Elle ajoute que, si la nature délictuelle de l'action devait être retenue par la cour, le juge français est, de toutes les façons, compétent puisque la juridiction compétente en matière délictuelle est celle du lieu où le fait dommageable, en l'espèce, le fait dommageable résultant de la rupture brutale de la relation commerciale établie, s'est produit, c'est-à-dire en l'espèce, à l'endroit du siège social de la société Delta Temp France.

Elle précise en outre que la compétence de Tribunal de commerce de Paris est consacrée par l'annexe 4-2-1 du Code de commerce en tant que juridiction spécialisée en matière de contentieux de la rupture brutale des relations commerciales établies.
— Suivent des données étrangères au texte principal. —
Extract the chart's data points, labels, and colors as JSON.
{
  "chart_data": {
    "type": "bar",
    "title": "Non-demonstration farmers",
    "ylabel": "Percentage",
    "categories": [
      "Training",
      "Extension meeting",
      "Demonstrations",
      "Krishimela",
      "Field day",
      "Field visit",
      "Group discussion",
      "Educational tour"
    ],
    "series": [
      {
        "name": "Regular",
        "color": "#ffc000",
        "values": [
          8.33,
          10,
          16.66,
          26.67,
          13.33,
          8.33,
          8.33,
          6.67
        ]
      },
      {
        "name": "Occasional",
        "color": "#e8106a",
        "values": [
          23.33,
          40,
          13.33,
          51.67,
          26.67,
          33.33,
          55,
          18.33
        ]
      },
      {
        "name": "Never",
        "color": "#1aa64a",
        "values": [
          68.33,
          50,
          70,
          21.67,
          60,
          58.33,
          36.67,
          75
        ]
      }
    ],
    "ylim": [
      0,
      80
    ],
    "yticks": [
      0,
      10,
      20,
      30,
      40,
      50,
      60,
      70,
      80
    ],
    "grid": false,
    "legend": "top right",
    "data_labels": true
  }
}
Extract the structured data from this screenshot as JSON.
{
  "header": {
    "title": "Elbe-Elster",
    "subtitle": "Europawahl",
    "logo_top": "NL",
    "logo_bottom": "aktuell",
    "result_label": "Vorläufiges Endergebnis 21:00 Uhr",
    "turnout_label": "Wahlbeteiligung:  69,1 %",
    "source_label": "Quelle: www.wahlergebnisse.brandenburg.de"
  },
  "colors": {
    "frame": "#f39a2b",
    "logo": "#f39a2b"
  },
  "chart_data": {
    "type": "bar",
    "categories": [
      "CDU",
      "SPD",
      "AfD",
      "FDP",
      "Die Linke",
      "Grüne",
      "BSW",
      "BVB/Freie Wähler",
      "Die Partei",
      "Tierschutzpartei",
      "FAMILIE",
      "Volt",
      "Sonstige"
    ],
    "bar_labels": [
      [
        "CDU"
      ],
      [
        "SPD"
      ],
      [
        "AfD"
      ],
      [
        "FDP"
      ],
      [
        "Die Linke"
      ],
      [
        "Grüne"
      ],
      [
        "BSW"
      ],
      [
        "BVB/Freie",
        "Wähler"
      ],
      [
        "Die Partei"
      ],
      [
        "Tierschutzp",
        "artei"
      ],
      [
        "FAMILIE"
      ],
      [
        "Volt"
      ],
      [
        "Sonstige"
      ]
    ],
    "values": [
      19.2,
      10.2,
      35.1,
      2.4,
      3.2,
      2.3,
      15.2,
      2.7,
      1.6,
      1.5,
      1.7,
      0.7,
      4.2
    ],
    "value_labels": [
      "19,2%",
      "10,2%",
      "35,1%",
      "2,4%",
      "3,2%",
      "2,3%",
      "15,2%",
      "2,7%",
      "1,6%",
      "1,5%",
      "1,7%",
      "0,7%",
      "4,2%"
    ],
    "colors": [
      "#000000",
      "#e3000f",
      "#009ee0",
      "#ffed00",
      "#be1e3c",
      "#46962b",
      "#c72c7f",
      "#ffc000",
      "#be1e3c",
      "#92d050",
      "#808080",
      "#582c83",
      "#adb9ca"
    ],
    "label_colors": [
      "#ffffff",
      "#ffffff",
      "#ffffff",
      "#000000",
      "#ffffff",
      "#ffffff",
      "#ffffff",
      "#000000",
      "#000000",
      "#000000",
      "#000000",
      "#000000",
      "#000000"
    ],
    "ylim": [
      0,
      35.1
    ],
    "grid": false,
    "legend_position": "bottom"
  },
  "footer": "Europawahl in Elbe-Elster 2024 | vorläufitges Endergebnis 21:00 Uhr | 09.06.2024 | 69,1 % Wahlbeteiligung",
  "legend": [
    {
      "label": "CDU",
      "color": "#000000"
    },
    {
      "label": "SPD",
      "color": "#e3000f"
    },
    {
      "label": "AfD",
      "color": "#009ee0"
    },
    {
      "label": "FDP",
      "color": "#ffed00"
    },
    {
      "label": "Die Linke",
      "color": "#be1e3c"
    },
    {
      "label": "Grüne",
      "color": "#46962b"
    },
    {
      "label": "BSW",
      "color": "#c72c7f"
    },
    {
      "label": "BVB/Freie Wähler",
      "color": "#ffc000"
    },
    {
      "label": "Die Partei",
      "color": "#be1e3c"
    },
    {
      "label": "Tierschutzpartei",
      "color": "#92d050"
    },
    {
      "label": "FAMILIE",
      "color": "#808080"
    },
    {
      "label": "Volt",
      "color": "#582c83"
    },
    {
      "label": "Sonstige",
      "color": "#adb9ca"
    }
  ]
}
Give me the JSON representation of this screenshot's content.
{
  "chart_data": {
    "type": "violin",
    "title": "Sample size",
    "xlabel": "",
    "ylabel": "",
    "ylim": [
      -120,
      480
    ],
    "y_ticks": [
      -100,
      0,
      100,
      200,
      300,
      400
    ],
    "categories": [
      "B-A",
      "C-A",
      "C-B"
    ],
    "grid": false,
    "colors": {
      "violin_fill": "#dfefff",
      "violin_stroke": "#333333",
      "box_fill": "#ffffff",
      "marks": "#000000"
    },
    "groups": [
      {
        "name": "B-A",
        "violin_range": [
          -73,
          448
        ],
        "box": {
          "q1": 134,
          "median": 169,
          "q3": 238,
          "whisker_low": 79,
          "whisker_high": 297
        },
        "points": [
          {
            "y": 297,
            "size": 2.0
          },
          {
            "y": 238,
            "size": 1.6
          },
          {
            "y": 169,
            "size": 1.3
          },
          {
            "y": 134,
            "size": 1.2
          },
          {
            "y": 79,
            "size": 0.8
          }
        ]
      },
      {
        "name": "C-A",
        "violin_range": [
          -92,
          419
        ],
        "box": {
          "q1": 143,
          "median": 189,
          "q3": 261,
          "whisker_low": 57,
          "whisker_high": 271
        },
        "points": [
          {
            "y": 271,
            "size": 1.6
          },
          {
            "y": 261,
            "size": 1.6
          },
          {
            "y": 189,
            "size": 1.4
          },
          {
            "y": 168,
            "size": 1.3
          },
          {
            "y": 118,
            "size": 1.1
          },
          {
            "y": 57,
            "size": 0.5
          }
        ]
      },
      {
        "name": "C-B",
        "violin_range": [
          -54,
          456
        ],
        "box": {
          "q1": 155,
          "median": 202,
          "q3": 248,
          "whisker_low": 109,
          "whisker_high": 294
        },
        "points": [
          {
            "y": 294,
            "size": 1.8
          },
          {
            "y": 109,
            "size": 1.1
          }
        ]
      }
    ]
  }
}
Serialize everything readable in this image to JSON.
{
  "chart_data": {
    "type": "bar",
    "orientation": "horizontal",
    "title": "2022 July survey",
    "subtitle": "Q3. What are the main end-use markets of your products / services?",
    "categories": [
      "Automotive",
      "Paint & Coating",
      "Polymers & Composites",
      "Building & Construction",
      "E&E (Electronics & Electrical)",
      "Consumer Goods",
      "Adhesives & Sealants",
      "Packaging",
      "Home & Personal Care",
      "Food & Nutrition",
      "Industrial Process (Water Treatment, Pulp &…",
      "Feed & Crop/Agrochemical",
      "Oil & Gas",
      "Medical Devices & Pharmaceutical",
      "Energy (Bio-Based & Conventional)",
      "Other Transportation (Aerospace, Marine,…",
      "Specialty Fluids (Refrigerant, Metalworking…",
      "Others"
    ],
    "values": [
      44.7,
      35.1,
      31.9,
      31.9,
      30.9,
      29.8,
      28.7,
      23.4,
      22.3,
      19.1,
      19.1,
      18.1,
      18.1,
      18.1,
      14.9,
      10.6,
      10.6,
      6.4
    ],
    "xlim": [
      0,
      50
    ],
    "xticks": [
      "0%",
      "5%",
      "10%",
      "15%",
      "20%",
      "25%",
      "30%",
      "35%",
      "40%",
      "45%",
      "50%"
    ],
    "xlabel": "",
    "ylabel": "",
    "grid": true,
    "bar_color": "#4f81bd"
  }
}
Il est expressément référé aux écritures des parties pour un plus ample exposé des faits, de leur argumentation et de leurs moyens.

Motifs :

Considérant que l'article 7 du règlement 1215/2012 Bruxelles I bis relatif à la compétence judiciaire, la reconnaissance et l'exécution des décisions en matière civile et commerciale dispose :

Une personne domiciliée sur le territoire d'un État membre peut être attraite dans un autre État membre :

1 ) a) en matière contractuelle, devant la juridiction du lieu d'exécution de l'obligation qui sert de base à la demande ;

b) aux fins de l'application de la présente disposition, et sauf convention contraire, le lieu d'exécution de l'obligation qui sert de base à la demande est :

- pour la vente de marchandises, le lieu d'un État membre où, en vertu du contrat, les marchandises ont été ou auraient dû être livrées ;

- pour la fourniture de services, le lieu d'un État membre où, en vertu du contrat, les services ont été ou auraient dû être fournis ;

c ) le point a) s'applique si le point b) ne s'applique pas ;

2) en matière délictuelle ou quasi délictuelle, devant la juridiction du lieu où le fait dommageable s'est produit ou risque de se produire.' ;

Considérant qu'une action indemnitaire fondée sur une rupture brutale des relations commerciales établies relève de la matière contractuelle au sens du règlement 1215/2012 ; que, conformément à l'article 7 1) b) du règlement 1215/2012, le demandeur est autorisé à attraire une personne domiciliée sur le territoire d'un État membre devant la juridiction du lieu d'exécution de l'obligation, soit, en matière de vente ou de mise à disposition de biens, celle du lieu de livraison de la marchandise ;

Considérant que la relation contractuelle a pour objet la mise à la disposition de la société Delta Temp France de matériels par la société Delta Temp NV ; qu'en application de l'article 7 1) b) du règlement 1215/2012 Bruxelles I bis, il convient, pour déterminer la juridiction compétente, de prendre en compte le lieu de livraison des marchandises à leur destinataire, et non de celui de leur prise en charge par un transporteur ; qu'en l'espèce, il résulte de la procédure que les marchandises étaient, pour plus des trois quarts, livrées en France (ainsi, au Havre - pièce Delta Temp NV n° 56-1 à Beauchamps (Val d'Oise) - pièce Delta Temp NV n° 57-2), l'appelante ne contestant pas le chiffre de 78 % de livraisons sur le territoire français (pièce Delta Temp France n° 32) ; qu'il est, à cet égard, indifférent que le destinataire ait commandé les prestations de transport et ait supporté les frais d'acheminement ; que c'est en conséquence à raison que les premiers juges ont retenu que le Tribunal de commerce de Paris était compétent ; que le jugement entrepris sera confirmé en toutes ses dispositions ;

Considérant que l'équité commande de condamner la société Delta Temp NV à payer à la société Delta Temp France la somme de 4 000 euros en application de l'article 700 du Code de procédure civile en cause d'appel ;

Par ces motifs LA COUR, Statuant publiquement, contradictoirement et en dernier ressort, Confirme le jugement entrepris ; Condamne la société Delta Temp NV à payer à la société Delta Temp France la somme de 4 000 euros en application de l'article 700 du Code de procédure civile en cause d'appel ; Condamne la société Delta Temp NV aux dépens d'appel qui seront recouvrés conformément à l'article 699 du Code de procédure civile.